740.00119 Control (Rumania)/3–1545: Telegram
The Acting Secretary of State to the American Representative in Rumania (Berry)
164. Reurtel 190 March 15.39 The Department presumes that Maniu already knows the main points of our general attitude on Rumania as set forth in Deptel 90, February 24. In any future conversations which you or General Schuyler may have with him or with other political leaders you may say also that during the armistice period our policy is based upon the armistice agreement and upon the Crimea Declaration on Liberated Europe, and that we do not desire to intervene in Rumanian affairs except as may be necessary under the terms of those two agreements. Their attention may also be called to the Department’s public statement of March 1540 to the effect that we believe certain aspects of the political situation in Rumania at the present time require consultation among the three principal Allies.
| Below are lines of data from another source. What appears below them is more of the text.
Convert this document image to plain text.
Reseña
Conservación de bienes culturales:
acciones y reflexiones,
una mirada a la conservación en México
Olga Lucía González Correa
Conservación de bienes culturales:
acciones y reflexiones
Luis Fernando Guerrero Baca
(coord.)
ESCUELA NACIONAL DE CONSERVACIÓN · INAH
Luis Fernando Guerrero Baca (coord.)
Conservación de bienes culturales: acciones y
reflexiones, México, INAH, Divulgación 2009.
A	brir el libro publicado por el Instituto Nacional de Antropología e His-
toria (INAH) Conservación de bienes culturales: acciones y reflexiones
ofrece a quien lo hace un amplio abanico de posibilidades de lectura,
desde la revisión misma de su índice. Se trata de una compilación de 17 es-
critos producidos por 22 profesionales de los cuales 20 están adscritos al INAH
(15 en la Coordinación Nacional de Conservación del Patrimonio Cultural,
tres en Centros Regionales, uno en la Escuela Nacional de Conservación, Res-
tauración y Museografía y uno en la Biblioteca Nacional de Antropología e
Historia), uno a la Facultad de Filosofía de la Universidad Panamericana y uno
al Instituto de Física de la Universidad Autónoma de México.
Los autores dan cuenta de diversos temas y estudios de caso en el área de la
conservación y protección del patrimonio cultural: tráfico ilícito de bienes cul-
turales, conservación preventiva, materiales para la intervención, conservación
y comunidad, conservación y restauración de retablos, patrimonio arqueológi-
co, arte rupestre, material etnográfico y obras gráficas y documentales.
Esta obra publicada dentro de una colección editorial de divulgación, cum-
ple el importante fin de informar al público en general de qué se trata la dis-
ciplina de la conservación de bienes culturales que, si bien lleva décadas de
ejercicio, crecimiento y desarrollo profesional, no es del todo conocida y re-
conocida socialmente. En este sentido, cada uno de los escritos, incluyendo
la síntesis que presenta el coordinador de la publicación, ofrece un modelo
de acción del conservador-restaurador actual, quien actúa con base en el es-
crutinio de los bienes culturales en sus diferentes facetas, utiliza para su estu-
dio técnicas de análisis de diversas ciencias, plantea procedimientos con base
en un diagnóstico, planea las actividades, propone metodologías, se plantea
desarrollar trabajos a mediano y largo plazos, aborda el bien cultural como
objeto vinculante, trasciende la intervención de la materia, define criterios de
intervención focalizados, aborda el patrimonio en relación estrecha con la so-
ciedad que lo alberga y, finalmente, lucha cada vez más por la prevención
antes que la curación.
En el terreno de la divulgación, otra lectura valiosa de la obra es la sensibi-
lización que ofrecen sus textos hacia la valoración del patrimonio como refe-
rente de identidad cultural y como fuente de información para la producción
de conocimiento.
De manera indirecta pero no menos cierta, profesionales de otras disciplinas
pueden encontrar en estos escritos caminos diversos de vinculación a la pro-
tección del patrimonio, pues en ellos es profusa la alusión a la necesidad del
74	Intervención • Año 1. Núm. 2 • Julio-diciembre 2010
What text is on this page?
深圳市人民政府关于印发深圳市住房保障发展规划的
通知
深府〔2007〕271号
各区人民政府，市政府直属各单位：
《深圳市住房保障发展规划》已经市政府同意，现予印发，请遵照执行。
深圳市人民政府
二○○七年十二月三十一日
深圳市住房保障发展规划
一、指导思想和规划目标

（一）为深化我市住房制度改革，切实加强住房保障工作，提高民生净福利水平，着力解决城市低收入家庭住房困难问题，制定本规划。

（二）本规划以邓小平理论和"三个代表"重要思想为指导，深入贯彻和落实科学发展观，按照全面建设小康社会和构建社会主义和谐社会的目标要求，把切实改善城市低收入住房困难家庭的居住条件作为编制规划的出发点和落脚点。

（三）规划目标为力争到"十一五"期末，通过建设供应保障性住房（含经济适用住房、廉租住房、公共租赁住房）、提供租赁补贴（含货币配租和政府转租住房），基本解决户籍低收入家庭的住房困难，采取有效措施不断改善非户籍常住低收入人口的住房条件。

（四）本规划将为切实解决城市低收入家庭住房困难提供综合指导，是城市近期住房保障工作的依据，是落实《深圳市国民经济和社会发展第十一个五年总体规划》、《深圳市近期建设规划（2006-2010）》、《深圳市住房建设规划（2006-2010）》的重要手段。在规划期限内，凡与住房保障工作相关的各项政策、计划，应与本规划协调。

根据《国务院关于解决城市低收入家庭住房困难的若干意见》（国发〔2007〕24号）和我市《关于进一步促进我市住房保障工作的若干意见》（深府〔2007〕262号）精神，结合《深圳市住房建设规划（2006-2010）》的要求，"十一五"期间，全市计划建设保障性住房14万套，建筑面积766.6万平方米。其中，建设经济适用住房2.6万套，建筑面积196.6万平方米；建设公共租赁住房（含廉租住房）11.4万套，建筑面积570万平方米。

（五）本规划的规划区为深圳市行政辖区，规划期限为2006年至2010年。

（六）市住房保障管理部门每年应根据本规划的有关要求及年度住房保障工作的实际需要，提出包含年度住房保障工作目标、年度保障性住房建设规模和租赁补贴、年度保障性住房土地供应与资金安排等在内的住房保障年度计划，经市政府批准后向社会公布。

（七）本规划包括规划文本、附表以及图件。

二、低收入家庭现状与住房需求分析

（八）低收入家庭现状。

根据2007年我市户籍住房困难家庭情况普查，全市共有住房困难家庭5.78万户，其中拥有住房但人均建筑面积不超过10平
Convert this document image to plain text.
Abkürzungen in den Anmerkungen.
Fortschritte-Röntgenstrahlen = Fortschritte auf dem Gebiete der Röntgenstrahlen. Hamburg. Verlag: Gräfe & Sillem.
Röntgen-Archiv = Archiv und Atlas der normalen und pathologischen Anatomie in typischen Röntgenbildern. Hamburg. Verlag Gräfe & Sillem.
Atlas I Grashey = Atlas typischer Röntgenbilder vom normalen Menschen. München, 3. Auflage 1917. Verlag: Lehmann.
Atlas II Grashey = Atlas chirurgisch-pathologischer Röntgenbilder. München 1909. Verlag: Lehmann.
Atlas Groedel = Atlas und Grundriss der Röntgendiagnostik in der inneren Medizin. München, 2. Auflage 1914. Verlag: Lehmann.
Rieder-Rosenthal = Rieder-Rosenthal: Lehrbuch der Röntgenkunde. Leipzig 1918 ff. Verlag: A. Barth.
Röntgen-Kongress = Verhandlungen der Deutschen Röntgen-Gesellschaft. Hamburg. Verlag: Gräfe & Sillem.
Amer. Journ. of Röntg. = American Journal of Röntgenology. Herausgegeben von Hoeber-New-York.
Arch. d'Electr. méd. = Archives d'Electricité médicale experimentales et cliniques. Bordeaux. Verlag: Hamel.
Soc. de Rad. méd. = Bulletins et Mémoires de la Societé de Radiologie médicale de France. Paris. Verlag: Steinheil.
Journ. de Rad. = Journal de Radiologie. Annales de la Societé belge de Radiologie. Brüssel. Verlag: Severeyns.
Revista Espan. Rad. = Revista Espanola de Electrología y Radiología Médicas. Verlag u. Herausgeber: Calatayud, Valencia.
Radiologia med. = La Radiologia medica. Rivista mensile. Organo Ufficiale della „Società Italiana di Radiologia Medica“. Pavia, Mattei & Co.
We cannot, of course, undertake to answer all questions which Maniu has raised regarding our policy, but you may say that our present desire to see all significant political groups represented in an interim Rumanian Government, pending elections, is based on our [Page 526] belief that the Rumanian people should be given the opportunity to choose freely the form of Government they desire and not on any policy of supporting particular groups or of preventing the introduction of any particular political or social system.
American representatives cannot of course assume the responsibility of advising Maniu or other leaders on the decisions they themselves must make regarding their position as political leaders or the future of their party organizations.